Du XVIIIe siècle, l’histoire de l’art a retenu quelques grandes figures d’amateurs, à la fois collectionneurs, mécènes, et souvent artistes eux-mêmes : le comte de Caylus, Dominique-Vivant Denon, l’abbé de Saint-Non, Claude-Henri Watelet. Qui étaient ces amateurs? Quels rapports entretenaient-ils avec les institutions académiques ou avec le marché de l’art en pleine émergence? Pourquoi le terme même était-il l’enjeu de débats et de polémiques? À la croisée de l’histoire sociale des Lumières et de l’histoire de l’art, ce livre entreprend de renouveler notre interprétation des mondes de l’art, en s’interrogeant sur cette figure complexe et méconnue qu’était l’amateur.
Dans l’espace artistique des Lumières, encore largement structuré par l’Académie royale de peinture, le développement d’une culture visuelle au sein des élites consacre la place centrale des amateurs.
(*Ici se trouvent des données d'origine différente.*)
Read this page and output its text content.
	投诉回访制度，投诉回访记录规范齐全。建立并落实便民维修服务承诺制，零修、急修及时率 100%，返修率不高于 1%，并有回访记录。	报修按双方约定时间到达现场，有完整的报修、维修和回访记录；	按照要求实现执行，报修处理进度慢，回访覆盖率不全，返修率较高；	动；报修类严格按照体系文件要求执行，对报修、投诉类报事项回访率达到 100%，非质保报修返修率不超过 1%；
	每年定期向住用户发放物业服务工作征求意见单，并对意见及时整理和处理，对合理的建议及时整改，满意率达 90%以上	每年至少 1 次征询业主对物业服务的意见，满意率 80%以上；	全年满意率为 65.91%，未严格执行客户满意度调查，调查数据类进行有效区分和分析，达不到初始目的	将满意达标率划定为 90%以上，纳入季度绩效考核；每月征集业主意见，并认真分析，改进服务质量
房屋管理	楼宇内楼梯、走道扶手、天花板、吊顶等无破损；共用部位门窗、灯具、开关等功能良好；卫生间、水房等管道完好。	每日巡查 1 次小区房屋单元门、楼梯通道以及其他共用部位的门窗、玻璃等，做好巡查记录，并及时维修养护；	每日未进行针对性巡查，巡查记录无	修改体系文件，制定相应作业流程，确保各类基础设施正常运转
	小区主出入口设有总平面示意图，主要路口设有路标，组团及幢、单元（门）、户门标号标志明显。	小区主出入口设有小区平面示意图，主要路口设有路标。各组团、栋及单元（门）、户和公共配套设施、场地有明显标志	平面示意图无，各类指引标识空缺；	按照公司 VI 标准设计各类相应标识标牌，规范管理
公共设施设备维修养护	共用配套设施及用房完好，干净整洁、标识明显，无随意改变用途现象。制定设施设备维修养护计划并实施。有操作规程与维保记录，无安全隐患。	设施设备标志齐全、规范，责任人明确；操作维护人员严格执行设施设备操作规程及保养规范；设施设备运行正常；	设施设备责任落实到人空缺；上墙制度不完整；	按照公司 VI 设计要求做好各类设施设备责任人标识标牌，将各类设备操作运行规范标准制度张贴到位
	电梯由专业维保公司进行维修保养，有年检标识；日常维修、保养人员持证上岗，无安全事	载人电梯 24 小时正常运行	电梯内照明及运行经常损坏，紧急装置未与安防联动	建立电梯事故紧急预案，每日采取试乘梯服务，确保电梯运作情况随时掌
De Joseph Vernet à Élisabeth Vigée-Lebrun, en passant par Jean-Baptiste Greuze ou Hubert Robert, la peinture française contemporaine est encouragée par de nouvelles formes de sociabilité et par les commandes des amateurs. Eux-mêmes se familiarisent avec les techniques de la peinture, de la gravure et du dessin. De plus en plus, les amateurs d’art s’affirment aussi comme des artistes amateurs.
Promu comme modèle du public par le système monarchique des arts, l’amateur n’est pas une figure désintéressée du goût. Il est tout au contraire un acteur qui joue un rôle décisif, au cœur des tensions qui structurent les mondes de l’art, entre la naissance d’un espace public de l’art, le renouveau des valeurs académiques et l’essor des collections. L’amateur connaît son âge d’or au siècle des Lumières, après le règne du mécène et avant celui du collectionneur, qui s’impose au xixe siècle avec la. professionnalisation des champs culturels.